Evaluation of Evapotranspiration Prediction for Cassava Crop Using Artificial Neural Network Models and Empirical Models over Cross River Basin in Nigeria

Abstract

The accurate assessment of water availability throughout the cassava cropping season (the initial, developmental, mid-season, and late stages) is crucial for mitigating the impacts of climate change on crop production. Using the Mann-Kendall Test, we investigated the trends in rainfall and cassava crop evapotranspiration (ETc) within the Cross River basin in Nigeria. Reference evapotranspiration (ETo) was based on two approaches, namely Artificial Neural Network (ANN) modelling and three established empirical models-the Penman-Monteith (considered the standard method), Blaney-Morin-Nigeria (BMN), and Hargreaves-Samani (HAG) models. ANN predictions were performed by using inputs from BMN and HAG parameters, denoted as BMN-ANN and HAG-ANN, respectively. The results from the ANN models were compared to those obtained from the Penman-Monteith method.

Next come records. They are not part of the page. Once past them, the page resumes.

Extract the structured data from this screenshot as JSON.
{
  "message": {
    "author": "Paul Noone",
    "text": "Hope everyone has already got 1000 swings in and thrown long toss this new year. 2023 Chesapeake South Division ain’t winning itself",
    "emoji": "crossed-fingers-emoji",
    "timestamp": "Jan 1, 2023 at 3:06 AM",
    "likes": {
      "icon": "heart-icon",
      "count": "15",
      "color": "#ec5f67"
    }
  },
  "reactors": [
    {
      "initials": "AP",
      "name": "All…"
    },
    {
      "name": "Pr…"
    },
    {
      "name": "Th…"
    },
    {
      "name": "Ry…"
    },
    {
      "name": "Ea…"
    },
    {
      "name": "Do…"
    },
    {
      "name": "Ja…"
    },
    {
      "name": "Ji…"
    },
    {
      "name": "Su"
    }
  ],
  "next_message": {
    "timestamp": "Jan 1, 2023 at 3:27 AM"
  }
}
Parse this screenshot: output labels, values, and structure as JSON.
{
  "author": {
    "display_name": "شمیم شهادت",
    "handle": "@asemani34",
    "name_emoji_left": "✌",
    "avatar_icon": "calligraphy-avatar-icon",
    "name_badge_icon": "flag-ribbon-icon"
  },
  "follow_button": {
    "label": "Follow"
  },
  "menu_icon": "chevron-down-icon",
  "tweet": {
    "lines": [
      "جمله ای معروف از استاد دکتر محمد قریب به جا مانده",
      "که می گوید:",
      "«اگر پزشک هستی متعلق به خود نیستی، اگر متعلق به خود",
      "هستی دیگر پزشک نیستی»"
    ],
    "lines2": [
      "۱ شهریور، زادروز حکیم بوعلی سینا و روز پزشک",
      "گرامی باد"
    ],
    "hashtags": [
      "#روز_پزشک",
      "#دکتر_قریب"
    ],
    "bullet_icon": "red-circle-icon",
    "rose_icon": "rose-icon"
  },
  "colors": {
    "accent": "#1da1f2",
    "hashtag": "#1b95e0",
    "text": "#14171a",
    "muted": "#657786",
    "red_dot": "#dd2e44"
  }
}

Remotely sensed meteorological data spanning 39 years (1979-2017) were acquired from the Climatic Research Unit (CRU) to estimate ETc, while cassava yield data were acquired from the International Institute of Tropical Agriculture (IITA), Ibadan. The study revealed a significant upward trend in cassava crop ETc over the study period. Additionally, the ANN models outperformed the empirical models in terms of prediction accuracy. The BMN-ANN model with a Tansig activation function and a 3-3-1 architecture (number of input neurons, hidden layers, and output neurons) achieved the highest performance, with a coefficient of determination (R2) of 0.9890, a root mean square error (RMSE) of 0.000056 mm/day, and a Willmott's index of agreement (d) of 0.9960. There is a decreasing trend in cassava yield in the region and further analysis indicated potential average daily water deficits of approximately -1.1 mm/day during the developmental stage. These deficits could potentially hinder root biomass, yield, and overall cassava yield in the Cross River basin. Our findings highlight the effectiveness of ANN modelling for irrigation planning, especially in the face of a worsening climate change scenario.